If the Church Will Have Glory, It Must Come from God

by Jared C. Wilson April 12, 2021

“The reality of God lays lightly on the American church.”
— David Wells

“Arise! Shine! Your light has come; the LORD’s glory has shone upon you. Though darkness covers the earth and gloom the nations, the LORD will shine upon you; God’s glory will appear over you. Nations will come to your light and kings to your dawning radiance. Lift up your eyes and look all around: they are all gathered; they have come to you. Your sons will come from far away, and your daughters on caregivers’ hips. Then you will see and be radiant; your heart will tremble and open wide, because the sea’s abundance will be turned over to you; the nations’ wealth will come to you. Countless camels will cover your land, young camels from Midian and Ephah. They will all come from Sheba, carrying gold and incense, proclaiming the LORD’s praises. All Kedar’s sheep will be gathered for you; rams from Nebaioth will be your offerings; they will be accepted on my altar, and I will glorify my splendid house.”
— Isaiah 60:1-7

American evangelicalism has emerged in the 21st century not as a prophetic witness but as a political action committee, not as a proclaimer of the glory of Christ but a purveyor of pragmatism and production values.

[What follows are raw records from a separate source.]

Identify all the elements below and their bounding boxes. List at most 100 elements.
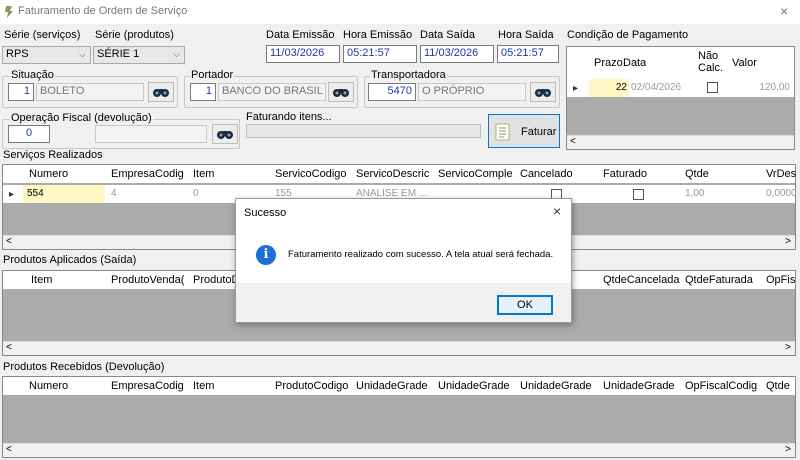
- serie-produtos-select[interactable]: SÉRIE 1 ⌵: [93, 46, 185, 64]
- empresa-cell: 4: [111, 188, 117, 199]
- hora-emissao-label: Hora Emissão: [343, 29, 413, 41]
- produtos-aplicados-scrollbar[interactable]: < >: [3, 341, 795, 355]
- chevron-down-icon: ⌵: [173, 49, 180, 59]
- faturar-button-label: Faturar: [521, 126, 557, 138]
- serie-produtos-label: Série (produtos): [95, 29, 174, 41]
- col-numero: Numero: [29, 168, 69, 180]
- scroll-right-icon[interactable]: >: [785, 342, 791, 353]
- dialog-footer: OK: [236, 283, 571, 322]
- hora-saida-field[interactable]: 05:21:57: [497, 45, 559, 63]
- serie-produtos-value: SÉRIE 1: [97, 48, 140, 60]
- produtos-recebidos-scrollbar[interactable]: < >: [3, 443, 795, 457]
- col-valor: Valor: [732, 57, 757, 69]
- data-saida-label: Data Saída: [420, 29, 476, 41]
- col-qtde: Qtde: [766, 380, 790, 392]
- col-numero: Numero: [29, 380, 69, 392]
- col-servico-codigo: ServicoCodigo: [275, 168, 347, 180]
- pagamento-header: Prazo Data Não Calc. Valor: [567, 47, 794, 79]
- ok-button[interactable]: OK: [497, 295, 553, 315]
- col-data: Data: [623, 57, 647, 69]
- numero-cell[interactable]: 554: [27, 188, 44, 199]
- portador-code-field[interactable]: 1: [190, 83, 216, 101]
- faturar-button[interactable]: Faturar: [488, 114, 560, 148]
- dialog-close-button[interactable]: ×: [553, 203, 561, 219]
- hora-emissao-field[interactable]: 05:21:57: [343, 45, 417, 63]
- col-empresa: EmpresaCodig: [111, 168, 184, 180]
- pagamento-label: Condição de Pagamento: [567, 29, 689, 41]
- col-produto-codigo: ProdutoCodigo: [275, 380, 349, 392]
- scroll-right-icon[interactable]: >: [785, 444, 791, 455]
- search-binoculars-icon[interactable]: [212, 124, 238, 144]
- dialog-title: Sucesso: [244, 207, 287, 219]
- col-nao-calc: Não Calc.: [698, 50, 723, 74]
- col-op-fis: OpFis: [766, 274, 796, 286]
- serie-servicos-select[interactable]: RPS ⌵: [2, 46, 91, 64]
- transportadora-label: Transportadora: [370, 69, 447, 81]
- data-saida-field[interactable]: 11/03/2026: [420, 45, 494, 63]
- invoice-list-icon: [495, 123, 510, 141]
- scroll-left-icon[interactable]: <: [6, 342, 12, 353]
- title-bar: Faturamento de Ordem de Serviço ×: [0, 0, 800, 24]
- col-faturado: Faturado: [603, 168, 648, 180]
- data-emissao-label: Data Emissão: [266, 29, 335, 41]
- hora-saida-label: Hora Saída: [498, 29, 554, 41]
- col-unidade-grade-3: UnidadeGrade: [520, 380, 592, 392]
- col-item: Item: [193, 168, 215, 180]
- col-empresa: EmpresaCodig: [111, 380, 184, 392]
- situacao-desc-field: BOLETO: [36, 83, 144, 101]
- col-unidade-grade-1: UnidadeGrade: [356, 380, 428, 392]
- search-binoculars-icon[interactable]: [148, 82, 174, 102]
- data-cell: 02/04/2026: [631, 82, 682, 93]
- scroll-right-icon[interactable]: >: [785, 236, 791, 247]
- app-icon: [5, 6, 13, 18]
- row-indicator-icon: ▸: [9, 189, 15, 200]
- item-cell: 0: [193, 188, 199, 199]
- pagamento-scrollbar[interactable]: <: [567, 135, 794, 149]
- produtos-aplicados-label: Produtos Aplicados (Saída): [3, 254, 137, 266]
- col-item: Item: [193, 380, 215, 392]
- operacao-fiscal-code-field[interactable]: 0: [8, 125, 50, 143]
- valor-cell: 120,00: [759, 82, 790, 93]
- search-binoculars-icon[interactable]: [530, 82, 556, 102]
- produtos-recebidos-grid[interactable]: Numero EmpresaCodig Item ProdutoCodigo U…: [2, 376, 796, 458]
- chevron-down-icon: ⌵: [79, 49, 86, 59]
- serie-servicos-label: Série (serviços): [4, 29, 81, 41]
- serie-servicos-value: RPS: [6, 48, 29, 60]
- window-close-button[interactable]: ×: [780, 3, 788, 19]
- portador-desc-field: BANCO DO BRASIL: [218, 83, 326, 101]
- data-emissao-field[interactable]: 11/03/2026: [266, 45, 340, 63]
- col-vrdes: VrDes: [766, 168, 797, 180]
- nao-calc-checkbox[interactable]: [707, 82, 718, 93]
- transportadora-code-field[interactable]: 5470: [368, 83, 416, 101]
- col-nao-calc-line2: Calc.: [698, 62, 724, 74]
- situacao-code-field[interactable]: 1: [8, 83, 34, 101]
- col-op-fiscal-codigo: OpFiscalCodig: [685, 380, 758, 392]
- col-qtde: Qtde: [685, 168, 709, 180]
- operacao-fiscal-label: Operação Fiscal (devolução): [10, 112, 153, 124]
- pagamento-row[interactable]: ▸ 22 02/04/2026 120,00: [567, 79, 794, 97]
- faturando-label: Faturando itens...: [246, 111, 332, 123]
- col-nao-calc-line1: Não: [698, 50, 719, 62]
- scroll-left-icon[interactable]: <: [570, 136, 576, 147]
- prazo-cell[interactable]: 22: [589, 82, 627, 93]
- info-icon: i: [256, 245, 276, 265]
- scroll-left-icon[interactable]: <: [6, 236, 12, 247]
- faturado-checkbox[interactable]: [633, 189, 644, 200]
- scroll-left-icon[interactable]: <: [6, 444, 12, 455]
- produtos-recebidos-header: Numero EmpresaCodig Item ProdutoCodigo U…: [3, 377, 795, 395]
- produtos-recebidos-label: Produtos Recebidos (Devolução): [3, 361, 165, 373]
- qtde-cell: 1,00: [685, 188, 705, 199]
- col-unidade-grade-4: UnidadeGrade: [603, 380, 675, 392]
- pagamento-grid[interactable]: Prazo Data Não Calc. Valor ▸ 22 02/04/20…: [566, 46, 795, 150]
- servicos-header: Numero EmpresaCodig Item ServicoCodigo S…: [3, 165, 797, 183]
- success-dialog: Sucesso × i Faturamento realizado com su…: [235, 198, 572, 323]
- vrdes-cell: 0,0000: [766, 188, 797, 199]
- col-produto-d: ProdutoD: [193, 274, 239, 286]
- faturando-progress-bar: [246, 124, 481, 138]
- dialog-message: Faturamento realizado com sucesso. A tel…: [288, 249, 554, 260]
- col-produto-venda: ProdutoVenda(: [111, 274, 185, 286]
- operacao-fiscal-desc-field: [95, 125, 207, 143]
- col-prazo: Prazo: [594, 57, 623, 69]
- search-binoculars-icon[interactable]: [328, 82, 354, 102]
- row-indicator-icon: ▸: [573, 83, 579, 94]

We take God lightly. We treat him flippantly. We are too busy saying “whee” in church when we should be saying “woe is me.” The weightiness, the gravity, the all-encompassing and awe-inspiring glory of the Creator God, the Great I AM, is woefully neglected in far too many places where something resembling worship takes place.

But God will not have it.

In Isaiah 60 we see the enormity of the effect on the church and on the world of the God who lives. Think of all the ways we try to make the church appealing that have almost nothing to do with God. God almost seems like an afterthought, or a benevolent grandpa sitting in the corner admiring our concerts to ourselves. There is no glory in those exercises.

In the end, if we will have glory it MUST come from God.
Our light comes from HIM shining over us – Is. 60:1
His glory will appear over us – v.2
The radiance is a reflection of him – v.5
The praises will go to the LORD – v.6
He will glorify HIS beautiful house – v.7

This theme runs throughout the entire book of Isaiah. In the midst of ruins, the Lord reigns:

For the High and Exalted One,
who lives forever, whose name is holy, says this:
“I live in a high and holy place.”
 (Isaiah 57:15)

Heaven is my throne,
and earth is my footstool.
Where could you possibly build a house for me?
 (Isaiah 66:1)

God is enthroned above the circle of the earth;
its inhabitants are like grasshoppers.
 (Isaiah 40:22)

Look, the nations are like a drop in a bucket;
they are considered as a speck of dust on the scales;
he lifts up the islands like fine dust.
 (Isaiah 40:15)

And this commences of course with Isaiah 6:

I saw the Lord seated on a high and lofty throne, and the hem of his robe filled the temple. And the angels are calling Holy Holy Holy and Isaiah is utterly undone. “I am unclean. Woe is me!”

And it is out of this divine discombobulation, this awestruck reconstitution, that the missional mandate is given. And this is always the case with great moves of God in which men are tools in his hands—they always begin with gospel exultation. Mission begins not with leadership skills or leadership strategies, but a glorious encounter with the living God.

Look, what America needs, brothers and sisters, is not merely believers in God, but worshipers of God—not people simply willing to mentally assent to the reality of the supreme being, willing perhaps to accommodate acknowledgment of him into their weekly schedule, willing to nod at him on social media as a missing “value” in society, but people willing to offer their whole hearts to the reality of the glory of the one true God YHWH, willing to surrender their days—their very lives—to him, willing to reorient their very existence around the One in whom we live and move and have our being.

When we look back at the genuine moves of God throughout history we inevitably find a preaching of God that is drenched in majesty. Movements begun through the preaching of the glory of the church fizzle out quickly. But movements begun through the preaching of the glory of God have captured whole counties and countries. They have changed the face of the globe.

A domesticated, privatized god moves nothing. But the majesty of the God of the Scriptures is like a heavenly magnet, drawing and repelling, reshaping the very world into a reflection of his foreordained designs.